Ilustrasi (Pixabay)


Akibat kena dislipidemia

Kelainan kolesterol ini biasanya dikaitkan dengan penyakit kardiovaskular dan termasuk faktor risiko utama penyakit jantung koroner (PJK) dan stroke, dengan angka kematian sebanyak 17,3 juta dari total 54 juta kasus mortalitas per tahunnnya di Indonesia, menurut data dari PERKENI tahun 2019.

"LDL yang bisa masuk ke dinding pembuluh darah sehingga menyebabkan aterosklerosis atau plak yang sewaktu-waktu bisa pecah dan menyebabkan serangan jantung, stroke, gangguan aliran darah di pembuluh darah kaki dan sebagainya," jelas Tri Juli.

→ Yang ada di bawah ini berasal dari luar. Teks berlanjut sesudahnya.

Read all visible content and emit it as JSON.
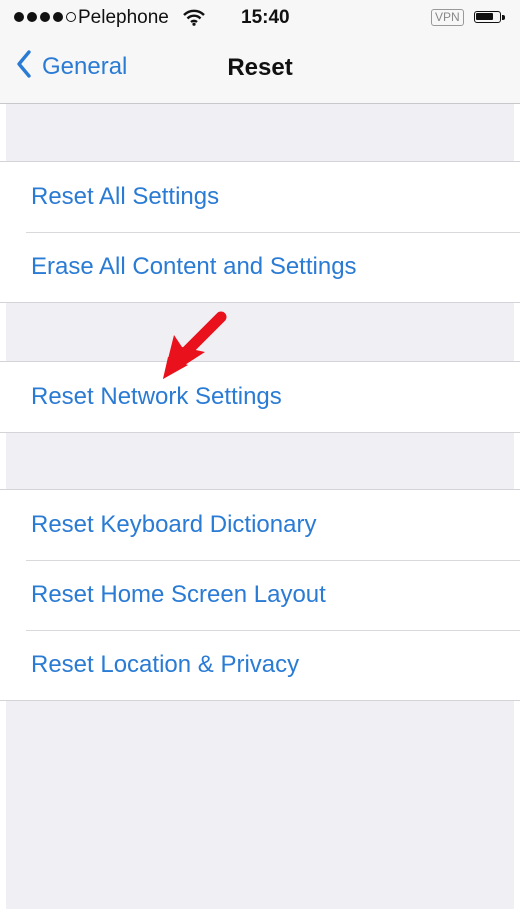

Selain itu, dislipidemia juga berperan penting pada kejadian penyempitan pembuluh darah kaki maupun pembuluh darah kecil seperti di mata dan saraf.

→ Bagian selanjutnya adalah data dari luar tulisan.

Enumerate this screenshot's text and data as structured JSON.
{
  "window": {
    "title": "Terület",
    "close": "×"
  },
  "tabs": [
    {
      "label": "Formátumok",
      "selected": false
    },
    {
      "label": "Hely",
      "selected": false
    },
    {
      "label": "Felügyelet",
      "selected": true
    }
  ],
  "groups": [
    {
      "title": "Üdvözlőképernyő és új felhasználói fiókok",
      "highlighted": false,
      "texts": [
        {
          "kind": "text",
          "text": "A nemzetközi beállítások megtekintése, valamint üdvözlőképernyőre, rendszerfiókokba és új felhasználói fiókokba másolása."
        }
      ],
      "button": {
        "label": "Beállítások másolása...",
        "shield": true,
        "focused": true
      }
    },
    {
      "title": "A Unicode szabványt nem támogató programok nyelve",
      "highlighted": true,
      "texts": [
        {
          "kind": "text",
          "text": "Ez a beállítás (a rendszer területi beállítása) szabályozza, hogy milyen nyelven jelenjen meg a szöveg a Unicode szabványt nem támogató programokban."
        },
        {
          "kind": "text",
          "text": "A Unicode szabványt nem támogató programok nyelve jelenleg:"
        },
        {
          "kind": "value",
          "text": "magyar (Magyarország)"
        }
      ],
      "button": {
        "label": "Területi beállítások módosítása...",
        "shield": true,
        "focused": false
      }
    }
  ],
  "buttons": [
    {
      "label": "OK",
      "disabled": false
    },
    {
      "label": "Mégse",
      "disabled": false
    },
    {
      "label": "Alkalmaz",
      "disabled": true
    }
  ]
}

Di Indonesia, sebuah studi pada 2011 menunjukkan prevalensi masalah kesehatan ini berkisar antara 9-25 persen, dengan suku bangsa Minangkabau menduduki peringkat tertinggi yakni 24,8 persen (kadar kolesterol total >200 mg/dL).

Sementara itu, data Riset Kesehatan Dasar (Riskesdas) 2013 menunjukkan, sekitar 35,9 persen orang dengan kolesterol total di atas 200 mg/dL, yang menjadi cikal bakal orang nantinya terkena serangan jantung, stroke.

Baca juga: Manfaat ceri, melindungi dari diabetes hingga menurunkan kolesterol
 
Ilustrasi berlari (Pixabay)


Mengatasi dislipidemia

Saat diagnosis sudah tegak, dokter akan menentukan pengobatan pasien, yakni cukup memodifikasi gaya hidup ataukah perlu obat. Pengelolaan penyakit terbagi dua salah satunya non-farmakologis seperti meminta pasien banyak bergerak atau mempertahankan aktivitas fisik yang sudah dilakukan secara teratur.

Tri Juli menyarankan pasien melakukan aktivitas fisik minimal 30 menit per hari, 4 kali seminggu dengan intensitas sedang. Kegiatan yang disarankan jalan cepat, bersepeda dan berenang.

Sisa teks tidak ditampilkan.